Setelah kucing menjalani prosedur sterilisasi, perlu perhatian khusus dalam perawatannya. Kunci utama dalam fase pemulihan adalah menjaga kebersihan luka operasi, pastikan area bekas sayatan tetap bersih dan kering. Untuk mencegah infeksi, penggunaan salep yang direkomendasikan oleh dokter hewan dapat membantu. Selain itu, penting juga untuk mencegah kucing menjilati luka dengan menggunakan cone atau pelindung luka.
Memastikan area istirahat kucing nyaman adalah hal lain yang perlu diperhatikan. Selain itu, pastikan kebutuhan makan dan minum kucing mudah dijangkau. Batasi aktivitas fisik selama 10-14 hari pasca operasi untuk menghindari luka terbuka kembali. Perhatikan kondisi luka setiap hari, dan jika ada tanda-tanda abnormal, segera konsultasikan dengan dokter hewan.
Memberikan nutrisi yang cukup dan seimbang juga penting dalam proses pemulihan. Lingkungan yang tenang dan minim stres akan membantu kucing dalam pemulihannya. Selain itu, memberikan perhatian dan kasih sayang ekstra dapat membantu kucing merasa aman selama masa pemulihan. Penting juga untuk mengikuti jadwal kontrol ke dokter hewan untuk memastikan pemulihan berjalan lancar tanpa komplikasi.

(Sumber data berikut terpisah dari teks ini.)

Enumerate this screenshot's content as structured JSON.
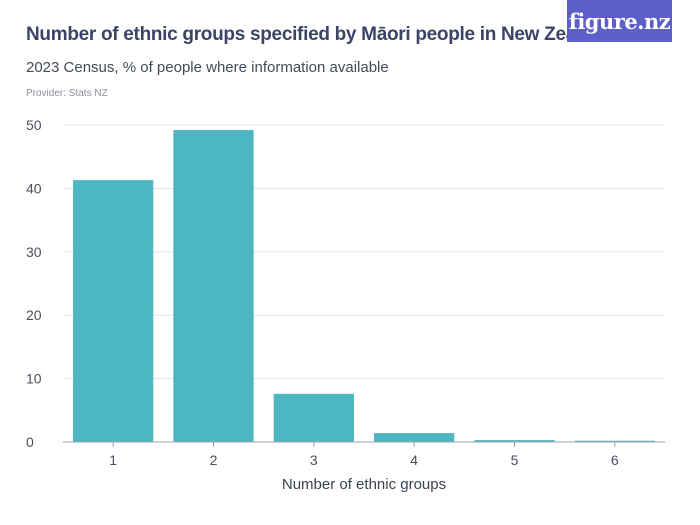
{
  "header": {
    "title": "Number of ethnic groups specified by Māori people in New Zealand",
    "subtitle": "2023 Census, % of people where information available",
    "provider": "Provider: Stats NZ",
    "logo_text": "figure.nz"
  },
  "colors": {
    "bar": "#4db6c3",
    "grid": "#e3e5ea",
    "axis": "#9ea3ad",
    "logo_bg": "#5b5fc7",
    "title": "#3b4366"
  },
  "chart_data": {
    "type": "bar",
    "categories": [
      "1",
      "2",
      "3",
      "4",
      "5",
      "6"
    ],
    "values": [
      41.3,
      49.2,
      7.6,
      1.4,
      0.3,
      0.2
    ],
    "title": "Number of ethnic groups specified by Māori people in New Zealand",
    "xlabel": "Number of ethnic groups",
    "ylabel": "",
    "ylim": [
      0,
      50
    ],
    "yticks": [
      0,
      10,
      20,
      30,
      40,
      50
    ],
    "grid": true,
    "legend": "none"
  }
}
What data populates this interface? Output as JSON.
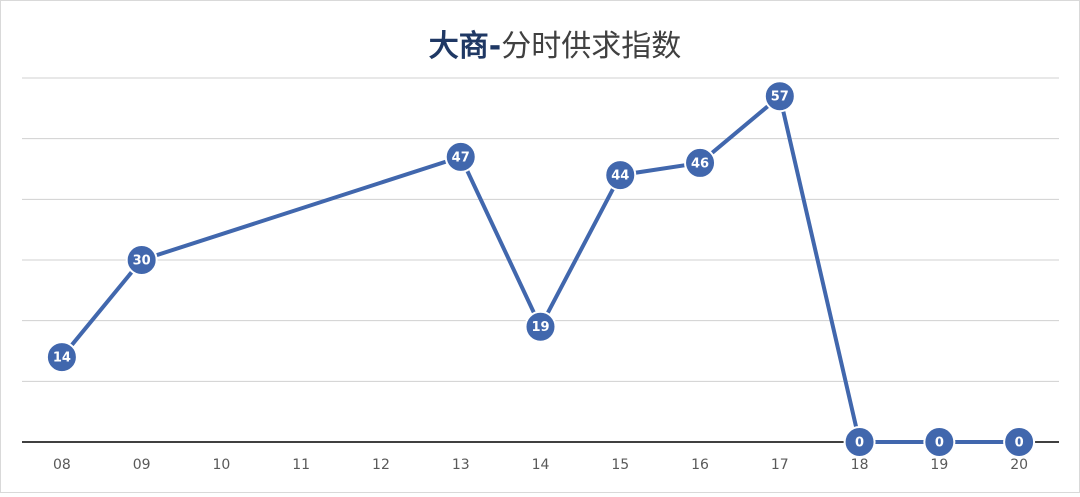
{
  "chart_data": {
    "type": "line",
    "title_brand": "大商-",
    "title": "分时供求指数",
    "categories": [
      "08",
      "09",
      "10",
      "11",
      "12",
      "13",
      "14",
      "15",
      "16",
      "17",
      "18",
      "19",
      "20"
    ],
    "values": [
      14,
      30,
      null,
      null,
      null,
      47,
      19,
      44,
      46,
      57,
      0,
      0,
      0
    ],
    "color": "#4167ad",
    "span_gaps": true,
    "ylim": [
      0,
      60
    ],
    "yticks": [
      0,
      10,
      20,
      30,
      40,
      50,
      60
    ],
    "grid": true
  }
}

Dengan perawatan yang tepat, kucing yang sudah disterilisasi dapat pulih dengan baik dan menjalani hidup yang sehat dan bahagia. Kepedulian dan perhatian ekstra dari pemilik sangat berpengaruh dalam proses pemulihan kucing setelah sterilisasi. Jaga kebersihan luka, berikan nutrisi yang cukup, ciptakan lingkungan yang nyaman, dan berikan perhatian yang ekstra membantu kucing untuk kembali sehat dan aktif seperti sediakala.